Recent advances in language model (LM) agents have demonstrated significant potential for automating complex real-world tasks. To make progress on these difficult tasks, LM agent architectures have become increasingly complex, often incorporating multi-step retrieval tools, multiple agents, and scaffolding adapted to the underlying LM. In this work, we investigate whether all of this complexity is necessary, or if parts of these scaffolds can be removed on challenging tasks like SWE-bench. We show that in the case of SWE-bench, simply putting the entire environment into the context of a long context language model (LCLM) and properly prompting the model makes it competitive with carefully tuned, complex agent scaffolds. We show that a Gemini-1.5-Pro model without any scaffolding or tools achieves 38% on SWE-Bench-Verified, comparable with approaches using carefully tuned agent scaffolds (32%). While the unscaffolded approach with Gemini-1.5-Pro falls short of the strongest agentic architectures, we demonstrate that the more capable Gemini-2.5-Pro using the same unscaffolded approach directly attains a 50.8% solve rate. Additionally, a two-stage approach combining Gemini-1.5-Pro with Claude-3.7 achieves a competitive 48.6% solve rate.
Paper Structure (18 sections, 4 figures, 5 tables)

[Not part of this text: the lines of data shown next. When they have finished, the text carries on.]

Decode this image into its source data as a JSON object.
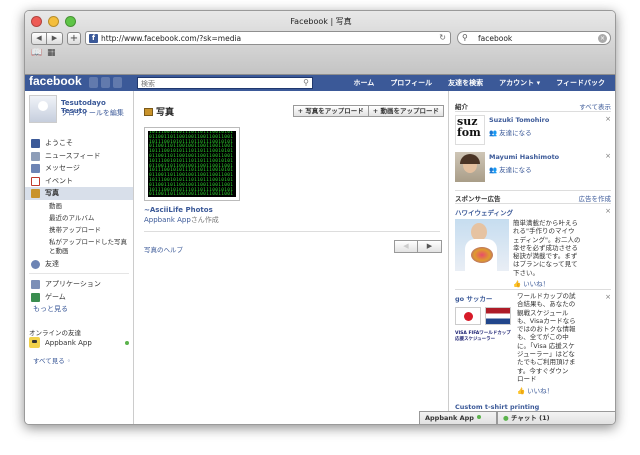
{
  "window": {
    "title": "Facebook | 写真"
  },
  "browser": {
    "back": "◀",
    "forward": "▶",
    "add": "+",
    "url": "http://www.facebook.com/?sk=media",
    "search_value": "facebook",
    "reload": "↻"
  },
  "fb": {
    "logo": "facebook",
    "search_placeholder": "検索",
    "nav": [
      "ホーム",
      "プロフィール",
      "友達を検索",
      "アカウント ▾",
      "フィードバック"
    ]
  },
  "user": {
    "name": "Tesutodayo Tesuto",
    "edit": "プロフィールを編集"
  },
  "sidebar": {
    "items": [
      {
        "label": "ようこそ",
        "icon": "facebook-icon",
        "color": "#3b5998"
      },
      {
        "label": "ニュースフィード",
        "icon": "news-feed-icon",
        "color": "#8d9db8"
      },
      {
        "label": "メッセージ",
        "icon": "messages-icon",
        "color": "#6d84b4"
      },
      {
        "label": "イベント",
        "icon": "events-icon",
        "color": "#c0392b"
      },
      {
        "label": "写真",
        "icon": "photos-icon",
        "color": "#c9932b"
      }
    ],
    "photo_sub": [
      "動画",
      "最近のアルバム",
      "携帯アップロード"
    ],
    "photo_sub_long": "私がアップロードした写真と動画",
    "friends": "友達",
    "apps": [
      {
        "label": "アプリケーション",
        "icon": "apps-icon",
        "color": "#7c8fb7"
      },
      {
        "label": "ゲーム",
        "icon": "games-icon",
        "color": "#3a8d4f"
      }
    ],
    "more": "もっと見る",
    "online_title": "オンラインの友達",
    "online_user": "Appbank App",
    "see_all": "すべて見る ◦"
  },
  "main": {
    "title": "写真",
    "upload_photo": "+ 写真をアップロード",
    "upload_video": "+ 動画をアップロード",
    "album_title": "~AsciiLife Photos",
    "album_owner": "Appbank App",
    "album_owner_suffix": "さん作成",
    "help": "写真のヘルプ",
    "prev": "◀",
    "next": "▶"
  },
  "right": {
    "intro_title": "紹介",
    "see_all": "すべて表示",
    "suggestions": [
      {
        "name": "Suzuki Tomohiro",
        "action": "友達になる"
      },
      {
        "name": "Mayumi Hashimoto",
        "action": "友達になる"
      }
    ],
    "sponsor_title": "スポンサー広告",
    "create_ad": "広告を作成",
    "ads": [
      {
        "title": "ハワイウェディング",
        "text": [
          "簡単満載だから叶えら",
          "れる\"手作りのマイウ",
          "ェディング\"。お二人の",
          "幸せを必ず成功させる",
          "秘訣が満載です。まず",
          "はプランになって見て",
          "下さい。"
        ],
        "like": "いいね！"
      },
      {
        "title": "go サッカー",
        "text": [
          "ワールドカップの試",
          "合結果も、あなたの",
          "観戦スケジュール",
          "も、Visaカードなら",
          "ではのおトクな情報",
          "も、全てがこの中",
          "に。「Visa 応援スケ",
          "ジューラー」はどな",
          "たでもご利用頂けま",
          "す。今すぐダウン",
          "ロード"
        ],
        "like": "いいね！",
        "banner": "VISA FIFAワールドカップ 応援スケジューラー"
      },
      {
        "title": "Custom t-shirt printing"
      }
    ]
  },
  "chat": {
    "user": "Appbank App",
    "label": "チャット (1)"
  }
}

This paper contains 18 sections, 4 figures, 5 tables.

Figures (4)

  • Figure 1: Overview. (Left) Traditional agent design treats the environment as partially observable and curates elaborate scaffolding (such as tools and execution pipelines) upon LMs to collect the necessary information for solving the task. (Right) In contrast, we leverage the increasingly powerful capabilities of long-context LMs to develop state-in-context agents that eliminate the need for complex scaffolding. These agents achieve full observability by maintaining the entire environment state within the context of LMs, turning open-ended agentic tasks into direct, close-ended tasks where LMs excel.
  • Figure 2: Instantiation of state-in-context agents for software engineering. (Left) When the environment state (i.e., code repository) exceeds the context length limit of LCLMs, we apply a simple compression step that ranks files by their relevance and selectively includes files up to the maximum context limit. (Right) We instatiate state-in-context agents in two ways: DirectSolve directly generates the solution using LCLMs that consume the entire (compressed) state, which are then fed into short-context Language Models (SCLMs) to generate the solutions, leveraging the superior problem-solving capabilities of SCLMs.
  • Figure 3: Codebase token distributions and context window compatibility. (Left) Percentage of problem instances within the 2M token limit of Gemini-1.5-Pro across three state representation methods: all files, core files only (test and non-python files removed), and core code only (documentation further removed) in SWE-Bench-Verified. (Right) Distribution of token counts for code-only content of instances in SWE-Bench-Verified. The dashed line marks the 2M token threshold, demonstrating that most codebases can fit within current LCLMs context constraints through selective content filtering.
  • Figure 4: Model performance vs. Context Length for DirectSolve with target files placed at the front of the prompt.